The Federal Reserve’s latest G.19 Consumer Credit Report shows trends in consumer credit, excluding loans secured by real estate, through July 2020.
Consumer credit increased at a seasonally adjusted annual rate of 2.6% from the previous month, with revolving debt1 decreasing by slightly less than 0.5% and nonrevolving debt2 increasing by 4.8 percent. Consumer credit totaled $4.1 trillion on a seasonally adjusted basis, with $994 billion in revolving debt and $3.1 trillion in nonrevolving debt. This is an increase of $12 billion from the previous month, with non-revolving credit increasing by $12.5 billion and offset by a marginal decrease in revolving debt by $293 million. This month marks the fifth straight month of declines in the level of open-ended credit.

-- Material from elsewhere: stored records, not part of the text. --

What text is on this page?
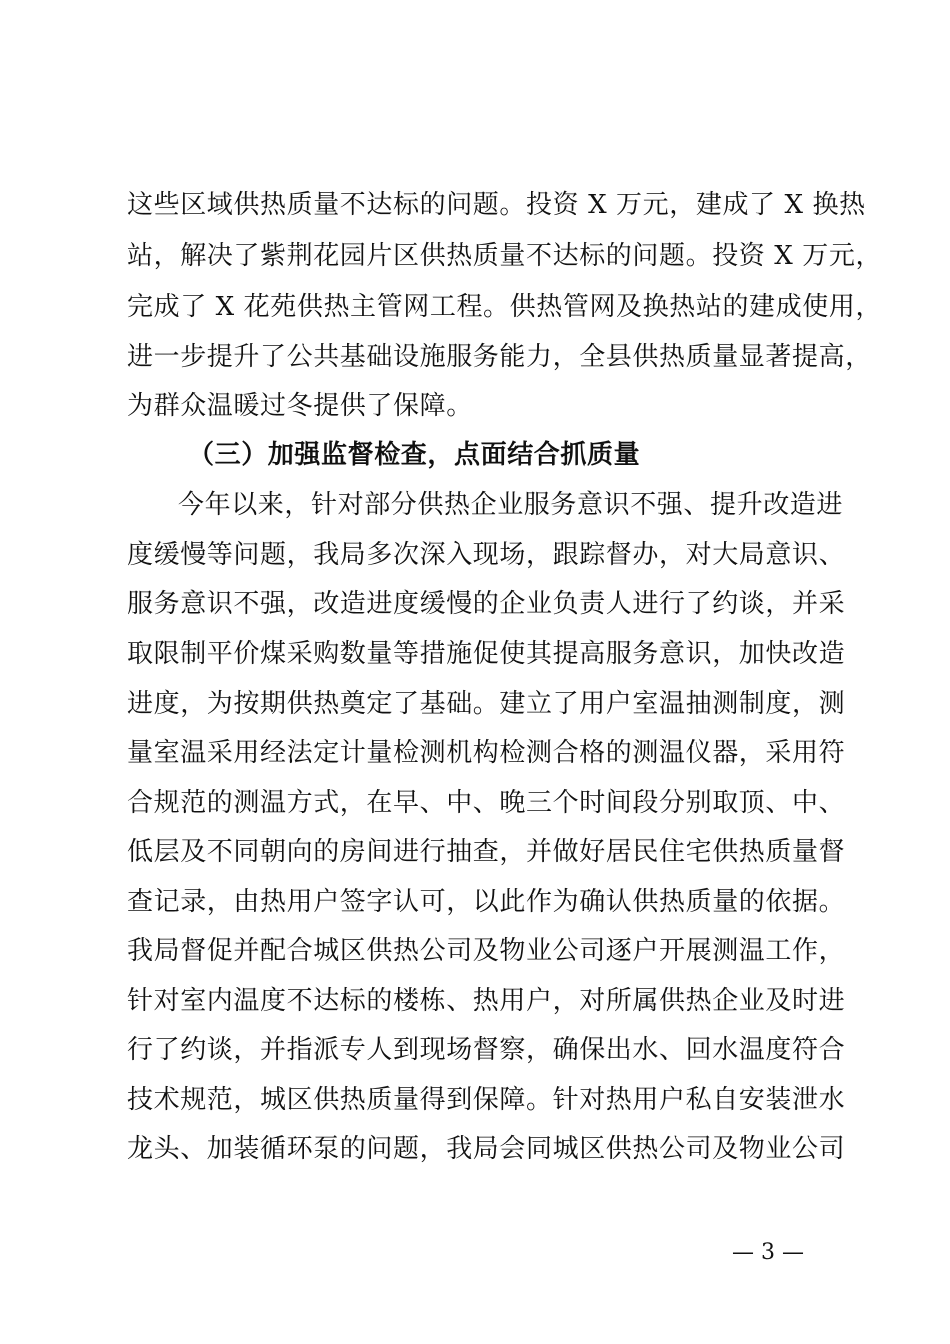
这些区域供热质量不达标的问题。投资 X 万元，建成了 X 换热
站，解决了紫荆花园片区供热质量不达标的问题。投资 X 万元，
完成了 X 花苑供热主管网工程。供热管网及换热站的建成使用，
进一步提升了公共基础设施服务能力，全县供热质量显著提高，
为群众温暖过冬提供了保障。
（三）加强监督检查，点面结合抓质量
今年以来，针对部分供热企业服务意识不强、提升改造进
度缓慢等问题，我局多次深入现场，跟踪督办，对大局意识、
服务意识不强，改造进度缓慢的企业负责人进行了约谈，并采
取限制平价煤采购数量等措施促使其提高服务意识，加快改造
进度，为按期供热奠定了基础。建立了用户室温抽测制度，测
量室温采用经法定计量检测机构检测合格的测温仪器，采用符
合规范的测温方式，在早、中、晚三个时间段分别取顶、中、
低层及不同朝向的房间进行抽查，并做好居民住宅供热质量督
查记录，由热用户签字认可，以此作为确认供热质量的依据。
我局督促并配合城区供热公司及物业公司逐户开展测温工作，
针对室内温度不达标的楼栋、热用户，对所属供热企业及时进
行了约谈，并指派专人到现场督察，确保出水、回水温度符合
技术规范，城区供热质量得到保障。针对热用户私自安装泄水
龙头、加装循环泵的问题，我局会同城区供热公司及物业公司
— 3 —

Despite the decline for revolving debt, the latest decrease has been minimal, down only by $293 million from the previous month. This suggests more consumer certainty in short-term financial outlook than had existed in months prior, as open-ended credit is usually assumed to be paid down faster.
Depository institutions (commercial banks) are consumers’ largest source for revolving credit, with their share of holdings totaling $853 billion or 90% on a non-seasonally adjusted basis. Credit unions, non-financial businesses, and finance companies make up the rest of the holdings of revolving credit, with shares trailing at 6.4%, 2.2%, and 2%, respectively.
- Revolving credit plans are largely composed of credit card debt but also include home equity lines of credit (HELOCs). These may be unsecured or secured by collateral and allow a consumer to borrow up to a prearranged limit and repay the debt in one or more installments. The G.19 Consumer Credit report excludes HELOCS and home equity loans, as they are secured by real estate.
- Nonrevolving credit is closed-end credit extended to consumers that is repaid on a prearranged repayment schedule and may be secured or unsecured.